GS Mains Model Question & Answer: Discuss the cabinet
approval to ordinance on enemy property bill and its subsequent provisions.
Q. Discuss the cabinet approval to ordinance on enemy
property bill and its subsequent provisions. (12.5 Marks)
(General Studies Mains Paper I - Modern India : Post-independence)
Model Answer :
The Presidential Ordinance amends the Enemy Property Act,
1968 and the Public Premises (Eviction of Unauthorised Occupants) Act, 1971. It
replaced the Enemy Property (Amendment and Validation) Ordinance, 2016, which
was scheduled to lapse in April 2016.
Under it the centre had designated some properties belonging
to nationals of Pakistan and China as ‘enemy properties’ during the 1962, 1965
and 1971 conflicts. It vested these properties in the ‘Custodian of Enemy
Property for India’, an office instituted under the central government. The 1968
Act regulates these enemy properties, and lists the powers of the Custodian.
Powers of the Custodian: The 1968 Act authorised the
Custodian to take measures to preserve enemy property, and maintain the enemy
and his family if they are in India, from the income derived from the property.
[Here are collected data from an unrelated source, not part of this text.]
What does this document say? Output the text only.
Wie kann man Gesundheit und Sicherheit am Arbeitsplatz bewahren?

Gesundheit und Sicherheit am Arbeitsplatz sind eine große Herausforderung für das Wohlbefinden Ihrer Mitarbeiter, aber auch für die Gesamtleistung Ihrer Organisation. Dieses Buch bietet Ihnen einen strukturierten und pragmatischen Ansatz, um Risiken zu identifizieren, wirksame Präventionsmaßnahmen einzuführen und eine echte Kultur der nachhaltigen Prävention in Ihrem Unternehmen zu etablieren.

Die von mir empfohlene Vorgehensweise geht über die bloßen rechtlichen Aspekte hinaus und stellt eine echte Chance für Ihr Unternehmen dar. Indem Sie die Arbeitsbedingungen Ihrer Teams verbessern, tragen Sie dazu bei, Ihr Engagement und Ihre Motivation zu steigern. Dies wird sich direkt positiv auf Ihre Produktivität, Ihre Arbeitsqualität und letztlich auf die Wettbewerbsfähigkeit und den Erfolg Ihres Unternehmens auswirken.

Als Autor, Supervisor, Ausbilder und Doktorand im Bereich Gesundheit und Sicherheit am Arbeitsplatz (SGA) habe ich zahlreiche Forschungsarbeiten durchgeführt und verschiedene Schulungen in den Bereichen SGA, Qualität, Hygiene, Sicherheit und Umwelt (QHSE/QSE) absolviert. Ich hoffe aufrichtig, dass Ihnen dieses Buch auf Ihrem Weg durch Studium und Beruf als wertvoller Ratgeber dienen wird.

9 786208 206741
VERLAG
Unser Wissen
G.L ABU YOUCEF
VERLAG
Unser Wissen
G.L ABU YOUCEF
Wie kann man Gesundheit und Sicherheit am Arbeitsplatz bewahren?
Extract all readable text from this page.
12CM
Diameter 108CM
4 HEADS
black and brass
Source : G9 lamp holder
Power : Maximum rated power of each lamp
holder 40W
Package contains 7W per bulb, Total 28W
The Ordinance removes the duty to maintain the enemy and his family.
Highlights of the Bill
- The Bill amends the Enemy Property Act, 1968, to vest all rights, titles
and interests over enemy property in the Custodian
- The Bill declares transfer of enemy property by the enemy, conducted
under the Act, to be void. This applies retrospectively to transfers that
have occurred before or after 1968.
- The Bill prohibits civil courts and other authorities from entertaining
disputes related to enemy property.
It expands the definition of enemy to include legal heirs of
enemies even if they are citizens of India or of another country which is not an
enemy, nationals of an enemy country who subsequently changed their nationality
to that of another country.
Cases when properties vest with the Custodian
The 1968 Act allowed for vesting of enemy properties with the Custodian,
after the conflicts with Pakistan and China. The Ordinance amends the Act to
clarify that even in the following cases these properties will continue to vest
with the Custodian:
(i) the enemy’s death,
(ii) if the legal heir is an Indian,
(iii) enemy changes his nationality to that of another country, etc.
The 1968 Act provided that the central government may order
for an enemy property to be divested from the Custodian and returned to the
owner or other person. The Ordinance replaces this provision, and allows enemy
property to be returned to the owner only if an aggrieved person applies to the
government, and the property is found not to be an enemy property.
Sale of enemy property
The 1968 Act permitted sale of enemy property by the
Custodian only if it was in the interest of preserving the property, or to
secure maintenance of the enemy or his family in India. The Ordinance expands
this power, and allows the Custodian to sell or dispose of enemy property. The
Custodian may do this within a time period specified by the central government,
irrespective of any court judgements to the contrary.
Prohibited transfer of enemy property
The 1968 Act prohibited transfer of enemy property by an
enemy if: (i) it was against public interest, or (ii) to evade vesting of
property in the Custodian. The Ordinance removes this provision, and prohibits
all transfers by enemies. Further, it renders transfers that had taken place
before or after the commencement of the 1968 Act as void.
Selling, mortgaging or leasing enemy property
Further, the Act permitted the Custodian to carry out some
measures (including selling, mortgaging or leasing enemy property). The
Ordinance adds to the list of permissible measures: (i) fixing and collecting
rent, license fee, etc. from enemy property, and (ii) evicting unauthorised
occupants and removing unauthorised construction from such properties.
The Public Premises Act, 1971 regulates removal of unauthorised occupants and
construction from public premises. The Ordinance amends this Act to include
enemy properties within the definition of public premises.